O que o xadrez nos diz sobre o futuro da humanidade?

Na faculdade, passava horas na biblioteca. Entre outras joias encontrei o livrinho "Computadores, Xadrez e Planejamento de Longo Termo", do engenheiro soviético Mikhail Botvinnik (1911-1995), publicado em 1970.

Botvinnik, campeão mundial de xadrez entre 1948 e 1963, era celebridade no meu meio. Que ele tivesse escrito sobre como jogava e como seus processos de decisão poderiam ser reproduzidos numa máquina era uma descoberta incrível para um jovem que aprendia rudimentos de programação. Decidi que iria implementar o seu método!

Sabia que outros deveriam ter tido a mesma ideia, começando pelos pioneiros da computação na União Soviética. E que, se eles não tinham conseguido, talvez minhas chances não fossem boas. Fui em frente assim mesmo: fracassei, claro, e fui feliz tentando.

Botvinnik propunha "buscas seletivas": o programador escolhe uma fórmula para avaliar cada posição do tabuleiro e a máquina vai testando movimentos das peças (na época conseguiam testar quatro movimentos à frente), abandonando a busca quando a avaliação fica ruim.

Alguns anos depois as máquinas já eram mais poderosas. As buscas seletivas foram substituídas pela força computacional bruta. As primitivas maquininhas de xadrez dos anos 1980 foram ficando mais competitivas. Mas "sabíamos" que o ser humano manteria a primazia, afinal, nenhuma máquina pode jogar melhor que seu programador, certo?

Até que aconteceu. Em 1997 o computador Deep Blue da IBM, capaz de avaliar 200 milhões de posições por segundo, bateu o campeão do mundo Garry Kasparov. Foi um choque, mas não provou que computadores tivessem ficado mais inteligentes que os humanos.

A partir daí, a ênfase passou do hardware para a busca de algoritmos mais eficazes de decisão, resgatando a abordagem de Botvinnik.
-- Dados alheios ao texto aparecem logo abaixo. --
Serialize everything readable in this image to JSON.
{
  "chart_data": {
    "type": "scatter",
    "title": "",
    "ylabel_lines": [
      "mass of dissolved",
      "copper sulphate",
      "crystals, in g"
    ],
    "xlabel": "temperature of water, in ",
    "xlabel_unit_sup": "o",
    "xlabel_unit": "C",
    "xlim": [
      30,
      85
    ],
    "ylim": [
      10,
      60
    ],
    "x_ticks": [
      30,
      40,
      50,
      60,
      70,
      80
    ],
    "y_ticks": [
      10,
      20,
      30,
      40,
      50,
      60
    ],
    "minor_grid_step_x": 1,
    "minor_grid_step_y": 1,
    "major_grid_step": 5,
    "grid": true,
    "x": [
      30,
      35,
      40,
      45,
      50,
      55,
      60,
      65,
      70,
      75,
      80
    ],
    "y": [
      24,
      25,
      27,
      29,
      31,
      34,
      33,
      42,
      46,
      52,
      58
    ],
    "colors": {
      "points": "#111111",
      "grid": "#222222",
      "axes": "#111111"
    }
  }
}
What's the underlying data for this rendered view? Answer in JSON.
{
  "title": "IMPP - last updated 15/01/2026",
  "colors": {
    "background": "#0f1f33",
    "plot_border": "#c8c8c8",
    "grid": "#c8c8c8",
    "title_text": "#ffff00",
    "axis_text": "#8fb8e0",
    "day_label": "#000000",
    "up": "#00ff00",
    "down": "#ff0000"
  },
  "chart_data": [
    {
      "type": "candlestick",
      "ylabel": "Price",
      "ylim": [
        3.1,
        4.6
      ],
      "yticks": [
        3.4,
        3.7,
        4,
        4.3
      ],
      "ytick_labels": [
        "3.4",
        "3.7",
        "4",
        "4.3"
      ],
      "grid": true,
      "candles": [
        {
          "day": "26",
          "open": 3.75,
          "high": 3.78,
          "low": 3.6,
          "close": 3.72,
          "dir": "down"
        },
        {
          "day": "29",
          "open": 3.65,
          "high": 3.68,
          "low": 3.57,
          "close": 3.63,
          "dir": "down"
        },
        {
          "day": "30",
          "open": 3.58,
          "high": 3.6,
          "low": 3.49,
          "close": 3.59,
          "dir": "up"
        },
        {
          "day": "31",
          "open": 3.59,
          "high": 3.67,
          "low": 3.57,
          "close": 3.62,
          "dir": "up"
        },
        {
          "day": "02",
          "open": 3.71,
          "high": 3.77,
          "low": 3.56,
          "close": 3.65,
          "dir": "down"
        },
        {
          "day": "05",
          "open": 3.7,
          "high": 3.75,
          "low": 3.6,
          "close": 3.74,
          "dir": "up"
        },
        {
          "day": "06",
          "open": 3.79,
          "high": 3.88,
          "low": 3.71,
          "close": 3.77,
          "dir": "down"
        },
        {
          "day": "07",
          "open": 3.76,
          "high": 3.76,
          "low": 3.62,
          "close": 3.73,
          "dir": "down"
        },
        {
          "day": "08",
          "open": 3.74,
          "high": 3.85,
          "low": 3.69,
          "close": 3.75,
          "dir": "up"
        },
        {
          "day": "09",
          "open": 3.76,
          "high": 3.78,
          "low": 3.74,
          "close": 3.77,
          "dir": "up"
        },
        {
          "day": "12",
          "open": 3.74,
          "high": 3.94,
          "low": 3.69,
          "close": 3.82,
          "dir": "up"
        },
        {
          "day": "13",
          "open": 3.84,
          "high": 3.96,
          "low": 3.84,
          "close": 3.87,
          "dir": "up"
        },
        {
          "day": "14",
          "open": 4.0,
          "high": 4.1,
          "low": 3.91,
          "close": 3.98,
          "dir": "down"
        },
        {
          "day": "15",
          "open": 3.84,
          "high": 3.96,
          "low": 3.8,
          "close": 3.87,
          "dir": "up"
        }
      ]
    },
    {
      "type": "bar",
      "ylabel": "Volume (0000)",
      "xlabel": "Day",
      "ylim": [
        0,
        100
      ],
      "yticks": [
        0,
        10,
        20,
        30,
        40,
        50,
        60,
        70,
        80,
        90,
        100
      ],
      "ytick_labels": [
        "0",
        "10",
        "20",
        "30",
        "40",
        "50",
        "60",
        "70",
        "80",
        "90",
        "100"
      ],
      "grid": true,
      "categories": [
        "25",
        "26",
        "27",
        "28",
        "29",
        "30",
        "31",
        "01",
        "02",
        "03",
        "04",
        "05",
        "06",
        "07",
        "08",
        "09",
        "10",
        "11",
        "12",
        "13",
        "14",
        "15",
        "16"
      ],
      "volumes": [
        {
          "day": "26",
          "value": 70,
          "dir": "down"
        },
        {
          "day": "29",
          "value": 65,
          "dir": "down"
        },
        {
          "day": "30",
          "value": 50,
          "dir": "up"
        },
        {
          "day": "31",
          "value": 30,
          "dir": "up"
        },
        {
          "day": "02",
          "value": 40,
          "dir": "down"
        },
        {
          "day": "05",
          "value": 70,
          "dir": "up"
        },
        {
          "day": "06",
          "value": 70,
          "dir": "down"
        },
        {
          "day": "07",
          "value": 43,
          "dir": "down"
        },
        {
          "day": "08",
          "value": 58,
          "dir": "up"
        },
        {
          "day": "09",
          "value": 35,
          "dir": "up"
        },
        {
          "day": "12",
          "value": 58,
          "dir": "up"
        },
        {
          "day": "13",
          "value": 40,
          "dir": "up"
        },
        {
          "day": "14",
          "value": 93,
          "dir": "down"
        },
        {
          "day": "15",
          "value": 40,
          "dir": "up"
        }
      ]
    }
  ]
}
No fim de 2017 houve um evento ainda mais significativo que o triunfo do Deep Blue: a derrota de Stockfish 8, algoritmo campeão do mundo, para AlphaZero, outro algoritmo, do Google.

A novidade é que AlphaZero ensinou a si mesmo a jogar xadrez (e outros jogos, como Go), sem intervenção humana. Após nove horas de jogando contra si mesmo, AlphaZero humilhou o campeão do mundo num torneio de cem partidas: 28 vitórias, 72 empates, nenhuma derrota.

Uma prova contundente de como a inteligência artificial está adquirindo o poder de substituir a humanidade em domínios que acreditávamos serem só nossos.